If only one fragment is PCR-amplifiable, sequenced, and mapped, this creates a novel 3’ read mapping end and no problem occurs. Note that the novel restriction enzyme site (shown as shaded sequence (CTGCAG) on the 3’ of the read) is removed during read preprocessing. The sequence is indicated here to show how a single SNP can create a novel RE.

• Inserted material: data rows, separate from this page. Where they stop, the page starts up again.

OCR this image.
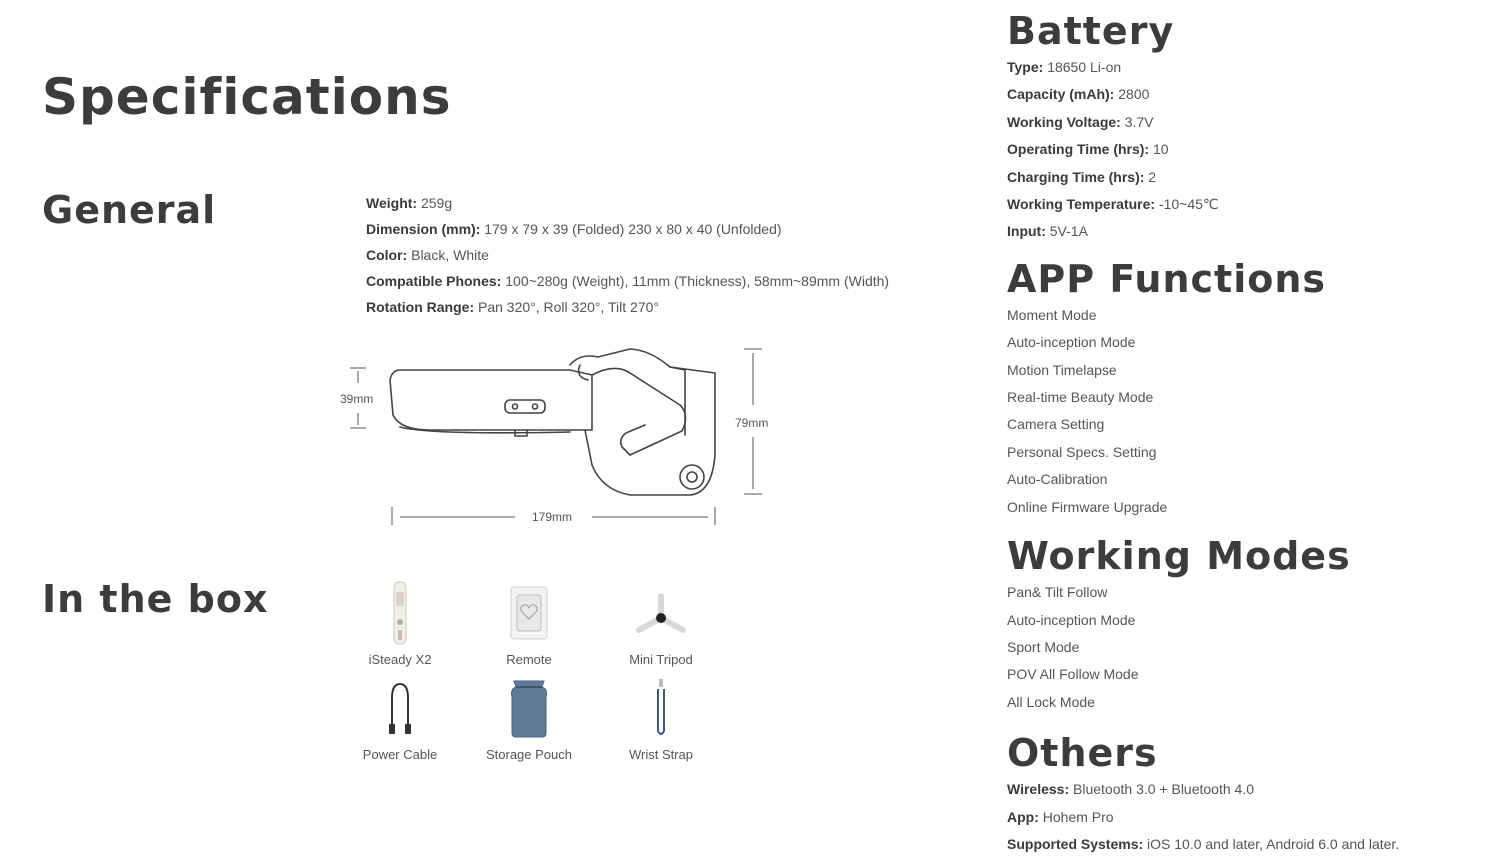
Specifications
General	Weight: 259g
Dimension (mm): 179 x 79 x 39 (Folded) 230 x 80 x 40 (Unfolded)
Color: Black, White
Compatible Phones: 100~280g (Weight), 11mm (Thickness), 58mm~89mm (Width)
Rotation Range: Pan 320°, Roll 320°, Tilt 270°
39mm
79mm
179mm
In the box
iSteady X2	Remote	Mini Tripod
Power Cable	Storage Pouch	Wrist Strap
Battery
Type: 18650 Li-on
Capacity (mAh): 2800
Working Voltage: 3.7V
Operating Time (hrs): 10
Charging Time (hrs): 2
Working Temperature: -10~45℃
Input: 5V-1A
APP Functions
Moment Mode
Auto-inception Mode
Motion Timelapse
Real-time Beauty Mode
Camera Setting
Personal Specs. Setting
Auto-Calibration
Online Firmware Upgrade
Working Modes
Pan& Tilt Follow
Auto-inception Mode
Sport Mode
POV All Follow Mode
All Lock Mode
Others
Wireless: Bluetooth 3.0 + Bluetooth 4.0
App: Hohem Pro
Supported Systems: iOS 10.0 and later, Android 6.0 and later.
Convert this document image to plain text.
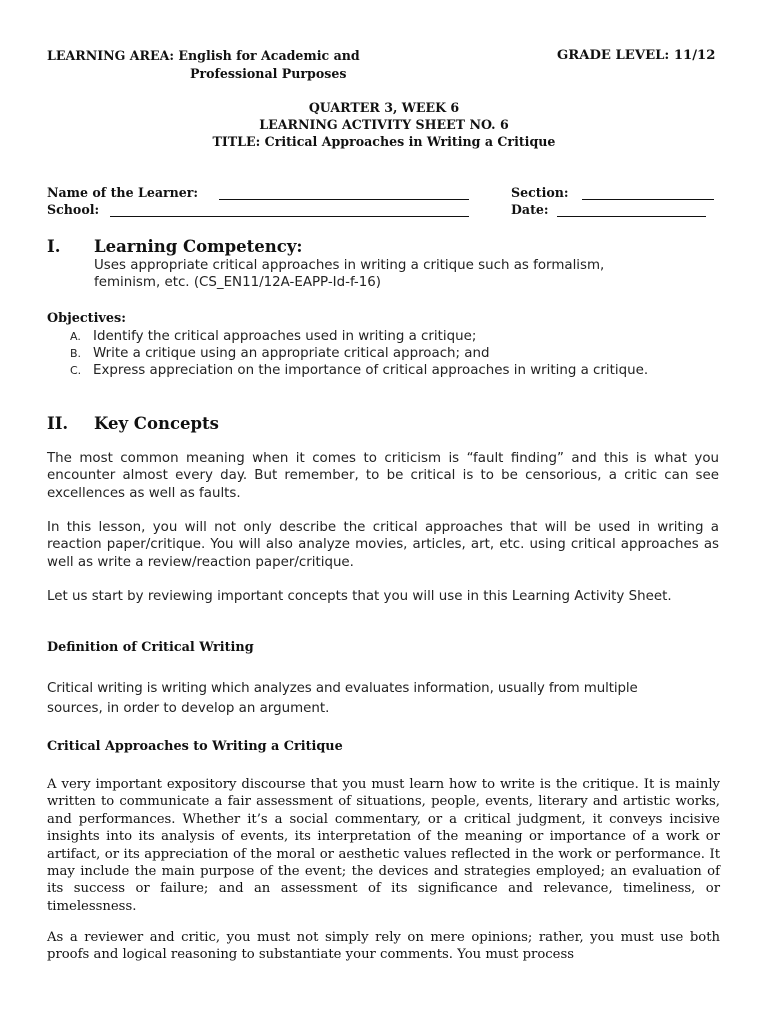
LEARNING AREA: English for Academic and
Professional Purposes
GRADE LEVEL: 11/12
QUARTER 3, WEEK 6
LEARNING ACTIVITY SHEET NO. 6
TITLE: Critical Approaches in Writing a Critique
Name of the Learner:	Section:
School:	Date:
I. Learning Competency:
Uses appropriate critical approaches in writing a critique such as formalism,
feminism, etc. (CS_EN11/12A-EAPP-Id-f-16)
Objectives:
A. Identify the critical approaches used in writing a critique;
B. Write a critique using an appropriate critical approach; and
C. Express appreciation on the importance of critical approaches in writing a critique.
II. Key Concepts
The most common meaning when it comes to criticism is “fault finding” and this is what you encounter almost every day. But remember, to be critical is to be censorious, a critic can see excellences as well as faults.
In this lesson, you will not only describe the critical approaches that will be used in writing a reaction paper/critique. You will also analyze movies, articles, art, etc. using critical approaches as well as write a review/reaction paper/critique.
Let us start by reviewing important concepts that you will use in this Learning Activity Sheet.
Definition of Critical Writing
Critical writing is writing which analyzes and evaluates information, usually from multiple
sources, in order to develop an argument.
Critical Approaches to Writing a Critique
A very important expository discourse that you must learn how to write is the critique. It is mainly written to communicate a fair assessment of situations, people, events, literary and artistic works, and performances. Whether it’s a social commentary, or a critical judgment, it conveys incisive insights into its analysis of events, its interpretation of the meaning or importance of a work or artifact, or its appreciation of the moral or aesthetic values reflected in the work or performance. It may include the main purpose of the event; the devices and strategies employed; an evaluation of its success or failure; and an assessment of its significance and relevance, timeliness, or timelessness.
As a reviewer and critic, you must not simply rely on mere opinions; rather, you must use both proofs and logical reasoning to substantiate your comments. You must process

If both fragments are in the selected size range, but they map next to each other without overlap (image below) (the restriction enzyme site remnant is removed during read preprocessing), the reads are analyzed and counted separately, despite originating from the same chromosome molecule. This inflates the total read counts per locus and wrongfully alters haplotype frequencies during haplotype calling with SMAP haplotype-sites. To exclude this phenomenon from downstream analysis, by default, all StackClusters are removed where the lowest upstream SMAP of one Stack is found at a higher reference position than the highest downstream SMAP of an other Stack in the same StackCluster. In addition, MergedClusters are removed that were constructed by two StackClusters that do not overlap and an other StackCluster that links the non-overlapping pair (see also How it works).
../_images/SMAP_scenario%27s_seq_align_A_extra.png

Retaining only the central region of loci

In case the user does not prefer to use alternative read mapping (i.e. SMAPs) as a type of polymorphisms in the haplotype strings, the option --central_region in conjuction with options --min_central_region_length and --max_central_region_length, removes the mapping region polymorphisms on the ‘outside’ of the loci, and trims to the ‘inner’ SMAPs.

../_images/SMAP_delineate_Central_Region.png
This filter retains only the central region defined by the downstream SMAP at the locus start and the upstream SMAP at the locus end for a given MergedCluster. It may be used to select the central region of loci that is covered by all reads in all samples. In addition, loci may be selected within a defined central_region length range. This is instrumental for e.g. HiPlex primer design with the SMAP snp-seq module. In that case, primers are designed in the central region of a locus where all detected reads span the entire locus, whereas the flanking regions that displayed truncated read alignments suggest that neighboring (yet unknown) polymorphisms hampered complete read alignment. By focussing on the central region, all reads are known to span the entire locus in all detected samples (use also in combination with the --completeness filter), and all known SNPs can be taken into account to avoid primer binding sites on polymorphic regions, while targeting SNPs in the central region by SMAP snp-seq.